Communication Tips To Build Connection and Support Remote Teams
Communication Tips To Build Connection and Support Remote Teams
Remote working has become the new norm with a recent Gartner HR survey revealing 88 per cent of Australian organisations have encouraged or required employees to work from home due to the coronavirus crisis.
This shift has upended how many teams work, requiring a rethink on communication channels and strategies to ensure geographically scattered team members feel connected, engaged and valued.
A recent global study by Qualtrics found employees moving to a remote or alternative work arrangement felt an impact on their mental health, with more than 44 per cent of those working from home reporting that their mental health had declined.
In addition, those who worked from home for more than two weeks, were 50 per cent more likely to say their mental health had declined due to “more chronic sadness” and “more fatigue” according to the study of 2,000 employees which included employees from Australia, France, Germany, New Zealand, Singapore, the UK and the US.
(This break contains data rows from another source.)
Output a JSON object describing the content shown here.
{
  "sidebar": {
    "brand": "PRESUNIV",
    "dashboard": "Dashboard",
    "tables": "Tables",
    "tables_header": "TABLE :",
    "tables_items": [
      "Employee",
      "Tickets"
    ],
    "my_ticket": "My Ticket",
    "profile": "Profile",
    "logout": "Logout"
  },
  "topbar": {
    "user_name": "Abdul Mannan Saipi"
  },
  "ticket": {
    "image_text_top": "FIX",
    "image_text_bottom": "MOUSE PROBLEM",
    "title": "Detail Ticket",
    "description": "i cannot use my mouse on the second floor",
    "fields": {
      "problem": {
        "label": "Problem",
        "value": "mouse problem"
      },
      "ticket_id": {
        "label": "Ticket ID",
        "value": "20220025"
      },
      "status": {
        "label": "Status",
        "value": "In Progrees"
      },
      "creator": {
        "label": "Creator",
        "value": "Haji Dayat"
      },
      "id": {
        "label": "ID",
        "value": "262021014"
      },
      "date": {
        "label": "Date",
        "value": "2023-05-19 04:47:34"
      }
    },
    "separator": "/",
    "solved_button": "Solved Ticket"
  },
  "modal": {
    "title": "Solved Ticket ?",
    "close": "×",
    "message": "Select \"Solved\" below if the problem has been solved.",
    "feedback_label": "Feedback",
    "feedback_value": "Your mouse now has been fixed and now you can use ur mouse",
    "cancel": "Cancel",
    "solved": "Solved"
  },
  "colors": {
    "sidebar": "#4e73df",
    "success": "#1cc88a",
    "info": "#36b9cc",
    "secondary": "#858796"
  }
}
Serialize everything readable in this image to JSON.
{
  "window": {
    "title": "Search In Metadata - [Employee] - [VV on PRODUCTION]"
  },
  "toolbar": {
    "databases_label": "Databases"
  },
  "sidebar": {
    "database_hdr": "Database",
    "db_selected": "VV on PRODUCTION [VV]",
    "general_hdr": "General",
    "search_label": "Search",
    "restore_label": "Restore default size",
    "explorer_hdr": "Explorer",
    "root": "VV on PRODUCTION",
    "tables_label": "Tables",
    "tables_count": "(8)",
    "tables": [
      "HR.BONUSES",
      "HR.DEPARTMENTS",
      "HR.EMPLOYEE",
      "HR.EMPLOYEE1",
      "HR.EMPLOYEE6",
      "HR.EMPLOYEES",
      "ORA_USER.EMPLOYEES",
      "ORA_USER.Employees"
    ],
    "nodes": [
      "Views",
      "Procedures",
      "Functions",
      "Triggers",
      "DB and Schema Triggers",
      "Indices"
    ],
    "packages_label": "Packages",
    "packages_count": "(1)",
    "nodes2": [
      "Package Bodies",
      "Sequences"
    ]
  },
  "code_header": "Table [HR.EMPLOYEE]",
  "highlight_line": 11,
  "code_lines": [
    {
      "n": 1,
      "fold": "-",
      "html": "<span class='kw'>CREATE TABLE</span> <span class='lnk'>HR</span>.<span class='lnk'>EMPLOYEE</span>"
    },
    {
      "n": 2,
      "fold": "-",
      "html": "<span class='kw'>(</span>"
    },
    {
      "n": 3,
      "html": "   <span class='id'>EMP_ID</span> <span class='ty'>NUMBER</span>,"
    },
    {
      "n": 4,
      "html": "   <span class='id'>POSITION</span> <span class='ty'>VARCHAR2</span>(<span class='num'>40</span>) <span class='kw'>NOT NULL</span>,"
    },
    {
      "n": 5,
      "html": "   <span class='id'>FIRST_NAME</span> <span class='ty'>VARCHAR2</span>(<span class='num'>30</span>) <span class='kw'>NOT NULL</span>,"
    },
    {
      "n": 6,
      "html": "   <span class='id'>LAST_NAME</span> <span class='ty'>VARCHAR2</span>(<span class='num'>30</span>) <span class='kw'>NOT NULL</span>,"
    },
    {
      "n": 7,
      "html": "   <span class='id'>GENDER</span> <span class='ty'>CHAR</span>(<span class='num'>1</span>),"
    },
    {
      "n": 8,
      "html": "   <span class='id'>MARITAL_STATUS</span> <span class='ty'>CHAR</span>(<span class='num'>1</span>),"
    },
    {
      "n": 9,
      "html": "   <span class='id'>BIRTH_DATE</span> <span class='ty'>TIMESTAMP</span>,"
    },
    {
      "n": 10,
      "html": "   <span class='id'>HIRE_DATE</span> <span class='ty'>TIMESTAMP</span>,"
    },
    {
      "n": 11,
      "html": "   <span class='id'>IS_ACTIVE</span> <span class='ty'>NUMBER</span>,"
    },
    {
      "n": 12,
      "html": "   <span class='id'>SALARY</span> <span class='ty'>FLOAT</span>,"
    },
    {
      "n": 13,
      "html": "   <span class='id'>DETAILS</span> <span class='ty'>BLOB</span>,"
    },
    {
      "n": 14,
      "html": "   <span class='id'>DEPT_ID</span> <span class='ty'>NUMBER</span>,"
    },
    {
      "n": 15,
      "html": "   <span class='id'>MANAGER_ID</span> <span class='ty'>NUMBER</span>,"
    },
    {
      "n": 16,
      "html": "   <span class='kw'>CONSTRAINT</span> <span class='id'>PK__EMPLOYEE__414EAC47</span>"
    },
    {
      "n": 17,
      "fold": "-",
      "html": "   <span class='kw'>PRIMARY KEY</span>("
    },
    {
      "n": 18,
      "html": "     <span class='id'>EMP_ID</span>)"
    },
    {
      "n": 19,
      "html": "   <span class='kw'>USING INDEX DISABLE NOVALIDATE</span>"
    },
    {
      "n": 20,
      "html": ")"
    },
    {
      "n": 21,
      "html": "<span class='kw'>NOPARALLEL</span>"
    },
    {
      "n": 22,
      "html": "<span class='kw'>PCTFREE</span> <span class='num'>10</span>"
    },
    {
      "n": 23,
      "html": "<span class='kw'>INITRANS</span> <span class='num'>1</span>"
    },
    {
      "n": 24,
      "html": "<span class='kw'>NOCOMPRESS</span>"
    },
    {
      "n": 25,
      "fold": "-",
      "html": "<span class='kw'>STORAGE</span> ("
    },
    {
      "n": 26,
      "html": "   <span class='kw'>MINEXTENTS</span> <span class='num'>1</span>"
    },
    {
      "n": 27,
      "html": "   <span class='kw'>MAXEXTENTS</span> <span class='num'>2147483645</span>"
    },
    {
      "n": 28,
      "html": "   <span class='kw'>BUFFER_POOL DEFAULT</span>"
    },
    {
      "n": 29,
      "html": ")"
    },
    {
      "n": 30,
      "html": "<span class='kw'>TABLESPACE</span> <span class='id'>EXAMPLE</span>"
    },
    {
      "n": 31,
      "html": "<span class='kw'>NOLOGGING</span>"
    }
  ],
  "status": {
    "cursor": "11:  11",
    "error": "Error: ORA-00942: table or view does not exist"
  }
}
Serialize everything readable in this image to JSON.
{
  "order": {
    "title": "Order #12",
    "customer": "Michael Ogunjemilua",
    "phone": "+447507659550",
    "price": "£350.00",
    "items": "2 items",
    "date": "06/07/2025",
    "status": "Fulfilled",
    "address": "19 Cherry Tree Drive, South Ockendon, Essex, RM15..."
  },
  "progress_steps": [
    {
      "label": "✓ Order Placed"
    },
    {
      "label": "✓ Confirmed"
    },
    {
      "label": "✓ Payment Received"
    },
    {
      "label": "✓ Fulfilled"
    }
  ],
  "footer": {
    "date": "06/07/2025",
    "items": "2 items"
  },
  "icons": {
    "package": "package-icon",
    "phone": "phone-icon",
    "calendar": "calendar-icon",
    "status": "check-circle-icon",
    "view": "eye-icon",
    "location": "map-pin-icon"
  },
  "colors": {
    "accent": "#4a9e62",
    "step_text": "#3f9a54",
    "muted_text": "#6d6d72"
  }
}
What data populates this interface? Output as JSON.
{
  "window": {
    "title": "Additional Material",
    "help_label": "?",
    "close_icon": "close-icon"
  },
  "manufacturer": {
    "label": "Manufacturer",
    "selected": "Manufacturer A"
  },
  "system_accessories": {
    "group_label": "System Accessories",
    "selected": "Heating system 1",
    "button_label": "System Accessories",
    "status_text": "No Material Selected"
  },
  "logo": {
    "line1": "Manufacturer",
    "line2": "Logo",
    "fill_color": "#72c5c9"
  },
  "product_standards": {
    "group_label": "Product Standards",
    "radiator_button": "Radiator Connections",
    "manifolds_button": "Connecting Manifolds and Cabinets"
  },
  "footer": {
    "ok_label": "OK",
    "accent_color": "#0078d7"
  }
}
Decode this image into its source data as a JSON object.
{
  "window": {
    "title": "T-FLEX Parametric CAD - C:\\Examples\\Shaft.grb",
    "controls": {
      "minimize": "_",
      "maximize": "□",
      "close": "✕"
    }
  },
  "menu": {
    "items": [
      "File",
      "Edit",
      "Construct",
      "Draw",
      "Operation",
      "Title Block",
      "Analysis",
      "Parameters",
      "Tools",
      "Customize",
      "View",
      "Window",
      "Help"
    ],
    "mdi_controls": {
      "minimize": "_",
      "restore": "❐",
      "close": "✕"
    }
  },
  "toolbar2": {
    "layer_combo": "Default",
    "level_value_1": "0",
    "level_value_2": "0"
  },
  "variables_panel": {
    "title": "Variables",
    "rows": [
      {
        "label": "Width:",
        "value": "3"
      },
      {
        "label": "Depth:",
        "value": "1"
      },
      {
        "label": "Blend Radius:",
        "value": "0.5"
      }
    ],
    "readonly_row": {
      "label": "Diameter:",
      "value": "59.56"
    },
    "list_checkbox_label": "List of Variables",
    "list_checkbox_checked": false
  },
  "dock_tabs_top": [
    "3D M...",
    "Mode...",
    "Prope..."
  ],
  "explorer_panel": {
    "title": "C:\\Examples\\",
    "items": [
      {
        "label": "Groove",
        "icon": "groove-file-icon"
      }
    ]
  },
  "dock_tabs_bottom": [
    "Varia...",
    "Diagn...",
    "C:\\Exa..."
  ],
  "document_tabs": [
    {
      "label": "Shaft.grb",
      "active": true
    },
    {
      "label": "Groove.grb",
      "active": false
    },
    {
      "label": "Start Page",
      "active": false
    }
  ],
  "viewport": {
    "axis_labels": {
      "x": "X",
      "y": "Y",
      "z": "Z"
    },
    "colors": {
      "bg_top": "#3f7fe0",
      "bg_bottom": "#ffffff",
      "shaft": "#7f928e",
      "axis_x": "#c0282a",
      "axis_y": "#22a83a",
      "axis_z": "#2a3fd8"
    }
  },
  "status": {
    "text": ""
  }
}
This finding was echoed in another report by Springfox titled ‘The Australian Workforce Response to COVID-19: A call for courage, connection and compassion’, which found that an alarming 55 per cent of respondents were experiencing stress mainly due to their new remote working conditions.
The combined pressures of working with technology, blurred boundaries between home and work, time-management issues and feeling as though they were “always-on” have contributed to rising stress levels, according to the survey of more than 500 professionals in industries including banking and finance, professional services, government and health.
Importantly, the Springfox survey found that one of the strongest drivers of positivity and optimism was having a connection with others, in particular with work colleagues.
Keeping teams empowered, connected and thriving requires a rethink on traditional communication channels and development of a new strategy to support people at home, in the office and a combination of both as people return to their workplace.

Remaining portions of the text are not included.